Chronique | Nick Cave & The Bad Seeds - Skeleton Tree

Pierre Sopor 14 septembre 2016

Skeleton Tree n'est pas un album facile. Ce n'est pas un album facile à écouter, mais on devine que sa confection a également été douloureuse, forcément marquée par la tragique mort d'un des fils de Nick Cave. Et ce n'est pas non plus un album dont il est facile de parler. 

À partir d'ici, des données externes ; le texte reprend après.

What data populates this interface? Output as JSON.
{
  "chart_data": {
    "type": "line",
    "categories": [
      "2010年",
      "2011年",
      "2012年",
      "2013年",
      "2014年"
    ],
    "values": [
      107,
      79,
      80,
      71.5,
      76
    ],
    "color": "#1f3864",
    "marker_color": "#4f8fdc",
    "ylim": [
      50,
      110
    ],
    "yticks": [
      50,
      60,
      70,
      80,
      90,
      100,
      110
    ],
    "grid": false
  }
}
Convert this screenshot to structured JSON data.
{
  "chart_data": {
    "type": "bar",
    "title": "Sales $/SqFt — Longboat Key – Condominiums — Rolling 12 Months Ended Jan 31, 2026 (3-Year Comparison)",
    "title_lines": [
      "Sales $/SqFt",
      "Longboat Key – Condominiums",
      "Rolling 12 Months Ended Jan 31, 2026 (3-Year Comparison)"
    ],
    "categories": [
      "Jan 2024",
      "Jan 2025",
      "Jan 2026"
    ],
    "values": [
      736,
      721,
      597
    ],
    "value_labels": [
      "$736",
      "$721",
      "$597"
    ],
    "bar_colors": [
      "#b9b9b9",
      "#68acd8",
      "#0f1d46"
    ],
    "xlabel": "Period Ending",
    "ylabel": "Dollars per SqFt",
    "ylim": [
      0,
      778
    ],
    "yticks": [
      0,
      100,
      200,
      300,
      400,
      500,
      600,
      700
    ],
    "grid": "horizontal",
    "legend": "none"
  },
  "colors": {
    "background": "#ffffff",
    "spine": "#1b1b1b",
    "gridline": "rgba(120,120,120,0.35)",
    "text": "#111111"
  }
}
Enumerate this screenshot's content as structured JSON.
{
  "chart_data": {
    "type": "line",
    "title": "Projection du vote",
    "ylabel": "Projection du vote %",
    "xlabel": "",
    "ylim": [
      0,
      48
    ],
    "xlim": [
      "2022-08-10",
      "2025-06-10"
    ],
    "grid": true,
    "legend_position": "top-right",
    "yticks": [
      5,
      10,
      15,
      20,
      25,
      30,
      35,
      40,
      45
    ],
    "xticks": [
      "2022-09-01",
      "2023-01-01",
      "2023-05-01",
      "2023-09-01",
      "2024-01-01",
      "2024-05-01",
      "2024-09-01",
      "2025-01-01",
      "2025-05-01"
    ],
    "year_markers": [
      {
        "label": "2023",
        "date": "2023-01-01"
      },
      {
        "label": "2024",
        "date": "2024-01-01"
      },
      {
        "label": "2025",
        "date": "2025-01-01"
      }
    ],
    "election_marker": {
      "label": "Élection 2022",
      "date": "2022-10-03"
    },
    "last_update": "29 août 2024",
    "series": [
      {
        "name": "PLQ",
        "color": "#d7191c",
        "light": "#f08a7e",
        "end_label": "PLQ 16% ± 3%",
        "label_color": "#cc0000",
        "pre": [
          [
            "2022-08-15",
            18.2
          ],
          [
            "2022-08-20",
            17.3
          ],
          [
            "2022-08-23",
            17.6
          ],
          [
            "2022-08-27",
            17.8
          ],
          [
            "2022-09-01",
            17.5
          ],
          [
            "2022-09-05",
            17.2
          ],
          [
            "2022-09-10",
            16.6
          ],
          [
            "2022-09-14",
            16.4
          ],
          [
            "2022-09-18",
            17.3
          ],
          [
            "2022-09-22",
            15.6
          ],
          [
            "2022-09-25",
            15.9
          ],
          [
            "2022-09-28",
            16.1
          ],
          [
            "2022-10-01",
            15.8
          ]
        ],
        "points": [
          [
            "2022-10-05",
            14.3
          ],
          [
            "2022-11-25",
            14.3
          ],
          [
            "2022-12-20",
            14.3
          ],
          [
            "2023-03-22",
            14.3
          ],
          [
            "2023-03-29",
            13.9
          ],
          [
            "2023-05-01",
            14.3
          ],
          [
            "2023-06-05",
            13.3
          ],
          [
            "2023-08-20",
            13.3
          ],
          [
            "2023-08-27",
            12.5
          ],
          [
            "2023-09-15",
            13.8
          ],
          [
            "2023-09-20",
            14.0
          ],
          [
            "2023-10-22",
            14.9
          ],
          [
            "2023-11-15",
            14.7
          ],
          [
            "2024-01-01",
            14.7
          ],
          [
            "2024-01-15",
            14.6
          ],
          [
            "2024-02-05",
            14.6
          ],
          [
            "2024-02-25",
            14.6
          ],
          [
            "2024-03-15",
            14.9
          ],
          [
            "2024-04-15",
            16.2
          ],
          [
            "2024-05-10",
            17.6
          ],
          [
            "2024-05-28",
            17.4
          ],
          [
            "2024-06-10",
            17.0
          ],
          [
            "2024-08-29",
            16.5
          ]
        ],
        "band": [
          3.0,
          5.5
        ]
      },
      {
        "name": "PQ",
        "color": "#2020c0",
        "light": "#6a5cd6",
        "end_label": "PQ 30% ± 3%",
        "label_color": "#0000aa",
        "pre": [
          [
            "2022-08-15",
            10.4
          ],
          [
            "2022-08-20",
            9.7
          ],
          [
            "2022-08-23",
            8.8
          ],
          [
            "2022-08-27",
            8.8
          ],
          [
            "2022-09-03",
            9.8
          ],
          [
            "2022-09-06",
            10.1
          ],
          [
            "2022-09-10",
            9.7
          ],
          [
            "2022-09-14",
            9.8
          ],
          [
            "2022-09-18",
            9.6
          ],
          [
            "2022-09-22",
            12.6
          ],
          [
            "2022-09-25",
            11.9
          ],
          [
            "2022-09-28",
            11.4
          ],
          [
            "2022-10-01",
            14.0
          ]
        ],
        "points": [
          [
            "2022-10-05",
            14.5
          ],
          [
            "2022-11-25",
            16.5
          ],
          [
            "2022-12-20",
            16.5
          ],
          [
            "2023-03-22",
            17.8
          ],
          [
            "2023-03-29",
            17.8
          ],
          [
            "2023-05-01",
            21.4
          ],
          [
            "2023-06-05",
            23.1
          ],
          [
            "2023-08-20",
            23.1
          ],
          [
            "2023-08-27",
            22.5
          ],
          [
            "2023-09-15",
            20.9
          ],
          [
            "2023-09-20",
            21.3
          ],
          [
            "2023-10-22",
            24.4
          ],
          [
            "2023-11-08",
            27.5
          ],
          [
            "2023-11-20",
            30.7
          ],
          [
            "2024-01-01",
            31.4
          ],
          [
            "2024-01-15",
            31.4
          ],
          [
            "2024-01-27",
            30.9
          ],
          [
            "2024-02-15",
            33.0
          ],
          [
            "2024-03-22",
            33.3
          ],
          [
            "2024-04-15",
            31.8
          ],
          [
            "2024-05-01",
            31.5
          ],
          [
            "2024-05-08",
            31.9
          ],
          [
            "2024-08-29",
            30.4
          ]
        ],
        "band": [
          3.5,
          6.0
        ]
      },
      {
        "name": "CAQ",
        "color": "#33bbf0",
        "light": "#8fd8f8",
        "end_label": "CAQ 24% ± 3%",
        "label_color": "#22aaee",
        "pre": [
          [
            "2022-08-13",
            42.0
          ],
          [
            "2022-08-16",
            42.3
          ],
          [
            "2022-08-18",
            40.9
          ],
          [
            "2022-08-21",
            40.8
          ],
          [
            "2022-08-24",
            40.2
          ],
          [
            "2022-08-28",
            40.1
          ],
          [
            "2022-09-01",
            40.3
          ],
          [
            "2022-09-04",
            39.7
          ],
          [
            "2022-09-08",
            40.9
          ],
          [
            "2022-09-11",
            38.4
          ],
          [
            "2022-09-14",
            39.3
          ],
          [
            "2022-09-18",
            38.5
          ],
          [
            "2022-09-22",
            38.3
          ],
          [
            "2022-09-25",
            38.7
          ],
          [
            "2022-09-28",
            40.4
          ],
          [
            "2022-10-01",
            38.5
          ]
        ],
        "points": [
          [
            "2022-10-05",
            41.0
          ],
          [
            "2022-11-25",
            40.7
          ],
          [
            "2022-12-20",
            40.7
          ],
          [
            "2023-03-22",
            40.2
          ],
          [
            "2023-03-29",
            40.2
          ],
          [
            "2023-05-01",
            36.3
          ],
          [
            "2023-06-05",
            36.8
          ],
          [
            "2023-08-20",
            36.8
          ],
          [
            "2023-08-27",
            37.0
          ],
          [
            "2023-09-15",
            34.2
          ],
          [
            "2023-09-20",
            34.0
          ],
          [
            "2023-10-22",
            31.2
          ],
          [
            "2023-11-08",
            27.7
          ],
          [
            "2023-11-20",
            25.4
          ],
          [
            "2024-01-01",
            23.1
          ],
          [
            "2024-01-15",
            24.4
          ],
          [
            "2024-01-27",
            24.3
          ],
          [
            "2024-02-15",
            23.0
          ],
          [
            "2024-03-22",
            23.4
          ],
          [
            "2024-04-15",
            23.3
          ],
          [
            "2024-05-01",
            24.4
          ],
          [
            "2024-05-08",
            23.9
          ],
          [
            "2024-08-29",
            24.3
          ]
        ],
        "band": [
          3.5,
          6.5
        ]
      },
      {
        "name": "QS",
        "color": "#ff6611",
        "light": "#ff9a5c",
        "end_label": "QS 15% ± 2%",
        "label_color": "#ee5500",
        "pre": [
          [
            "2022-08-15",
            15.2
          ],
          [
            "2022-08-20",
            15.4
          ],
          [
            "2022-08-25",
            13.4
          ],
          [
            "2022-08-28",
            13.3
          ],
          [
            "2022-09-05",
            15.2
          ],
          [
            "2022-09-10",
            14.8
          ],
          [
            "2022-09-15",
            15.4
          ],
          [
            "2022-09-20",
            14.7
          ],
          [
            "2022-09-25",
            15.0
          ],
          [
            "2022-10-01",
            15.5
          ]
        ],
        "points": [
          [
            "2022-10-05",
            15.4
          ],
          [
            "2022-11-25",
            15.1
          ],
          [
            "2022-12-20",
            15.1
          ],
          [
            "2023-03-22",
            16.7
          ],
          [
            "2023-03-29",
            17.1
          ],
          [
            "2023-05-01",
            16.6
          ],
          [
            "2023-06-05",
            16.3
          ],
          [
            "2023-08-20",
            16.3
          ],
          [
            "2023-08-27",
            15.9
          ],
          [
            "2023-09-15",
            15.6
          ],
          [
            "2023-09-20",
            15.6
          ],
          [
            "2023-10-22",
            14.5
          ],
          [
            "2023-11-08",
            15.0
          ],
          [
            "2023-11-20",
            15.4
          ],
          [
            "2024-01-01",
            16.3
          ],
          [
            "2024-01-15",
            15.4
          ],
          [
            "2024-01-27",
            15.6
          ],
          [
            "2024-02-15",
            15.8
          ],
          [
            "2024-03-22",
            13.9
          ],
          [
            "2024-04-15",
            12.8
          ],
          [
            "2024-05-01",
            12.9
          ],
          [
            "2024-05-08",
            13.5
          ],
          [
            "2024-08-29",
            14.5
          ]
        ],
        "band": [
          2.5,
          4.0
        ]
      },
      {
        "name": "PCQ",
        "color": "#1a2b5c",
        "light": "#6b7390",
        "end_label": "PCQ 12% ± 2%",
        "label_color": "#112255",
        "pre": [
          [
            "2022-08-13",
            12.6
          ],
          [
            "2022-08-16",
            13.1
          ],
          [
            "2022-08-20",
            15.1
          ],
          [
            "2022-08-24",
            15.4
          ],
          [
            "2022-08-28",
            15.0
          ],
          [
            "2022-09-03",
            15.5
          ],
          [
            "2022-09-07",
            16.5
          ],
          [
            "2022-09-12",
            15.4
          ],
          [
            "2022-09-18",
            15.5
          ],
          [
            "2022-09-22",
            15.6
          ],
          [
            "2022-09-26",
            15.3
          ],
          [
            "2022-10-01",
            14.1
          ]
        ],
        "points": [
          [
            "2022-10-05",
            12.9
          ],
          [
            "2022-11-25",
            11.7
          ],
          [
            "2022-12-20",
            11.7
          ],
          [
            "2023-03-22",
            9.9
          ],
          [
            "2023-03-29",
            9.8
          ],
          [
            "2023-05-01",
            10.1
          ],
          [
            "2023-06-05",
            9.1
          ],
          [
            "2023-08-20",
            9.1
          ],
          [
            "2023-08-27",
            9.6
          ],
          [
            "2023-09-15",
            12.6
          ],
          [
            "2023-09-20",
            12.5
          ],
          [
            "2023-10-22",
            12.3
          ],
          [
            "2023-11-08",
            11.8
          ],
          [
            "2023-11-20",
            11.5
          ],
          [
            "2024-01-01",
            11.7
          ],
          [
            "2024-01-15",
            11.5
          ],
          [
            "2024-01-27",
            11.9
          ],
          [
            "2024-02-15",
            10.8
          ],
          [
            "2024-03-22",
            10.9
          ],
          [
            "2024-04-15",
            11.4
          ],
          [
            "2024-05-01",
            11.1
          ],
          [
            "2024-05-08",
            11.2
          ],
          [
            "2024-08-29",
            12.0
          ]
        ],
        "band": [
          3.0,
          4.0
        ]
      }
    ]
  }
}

Même si par pudeur on préfèrerait ne pas avoir à l'évoquer, parce que c'est douloureux, parce qu'on ne peut pas comprendre, la mort de cet enfant est pourtant là, bien présente, inévitable. Nick Cave nous a habitués aux morceaux sombres, menaçants et malsains, à ses histoires macabres et violentes chantées de sa voix de crooner. Mais rien ou presque, dans son oeuvre, ne nous avait préparés à Skeleton Tree. Certes, le dernier album de NICK CAVE AND THE BAD SEEDS, Push The Sky Away, comportait déjà quelques éléments plus électroniques, mais on est très loin des nappes ambient de Jesus Alone, qui ouvre l'album. Cette entrée en matière hantée nous plonge directement dans ce que va être cet album : un long poème cauchemardesque, froid, noir, minimaliste. La pochette de Skeleton Tree est d'ailleurs particulièrement éloquente : comme si dans le deuil, seule la sobriété et la pudeur ont leur place, au lieu d'artifices déplacés et futiles qui paraîtraient au mieux grotesques. Nick Cave, de sa voix grave, récite son texte imagé, invocatoire et symbolique, alors que les discrètes boucles instrumentales nous hypnotisent petit à petit et que l'on se noie déjà dans une expérience qui s'annonce quasi mystique. On est loin, très loin, du Nick Cave qui, de sa voix assurée nous chante ses balades séduisantes ou nous raconte ses sombres histoires sur fond de rythmiques entraînantes. Il y a de quoi, pour l'auditeur, être déstabilisé. Skeleton Tree est un album atmosphérique, où tout est images et impressions. L'humilité et la métaphore face à la mort sont préférées à une confrontation directe. La voix de Nick Cave n'a pas sa clarté habituelle, brisée, ses fêlures se font parfois flagrantes (Rings of Saturn, I Need You) et nous renvoient à des conditions d'enregistrement où l'improvisation est très présente. Il en résulte une sincérité, une spontanéité saisissante, qui nous rappelle The Man Comes Around de JOHNNY CASH ou, plus récemment, Blackstar de DAVID BOWIE. Des oeuvres dans lesquelles des monuments de la musique nous apparaissent avec simplicité dans toute leur fragilité, mais nous rappelaient que leur besoin de créer était plus fort que leurs peines. Il en résulte une oeuvre d'une puissance inégalable, d'une noirceur rare et authentique, sublime, souvent déchirante (écoutez donc l'incroyable Girl In Amber). 
On le disait au début, Skeleton Tree n'est pas un album facile. Sa lenteur, son atmosphère et son côté très ambient en font un album qui peut rebuter à première écoute. Et pourtant, c'est un album magique. C'est un chant funèbre, c'est un exorcisme, c'est un rite de passage. C'est surtout un album magnifique qui se mérite, et qui impose un respect sans nuances pour Nick Cave et la puissance de son oeuvre.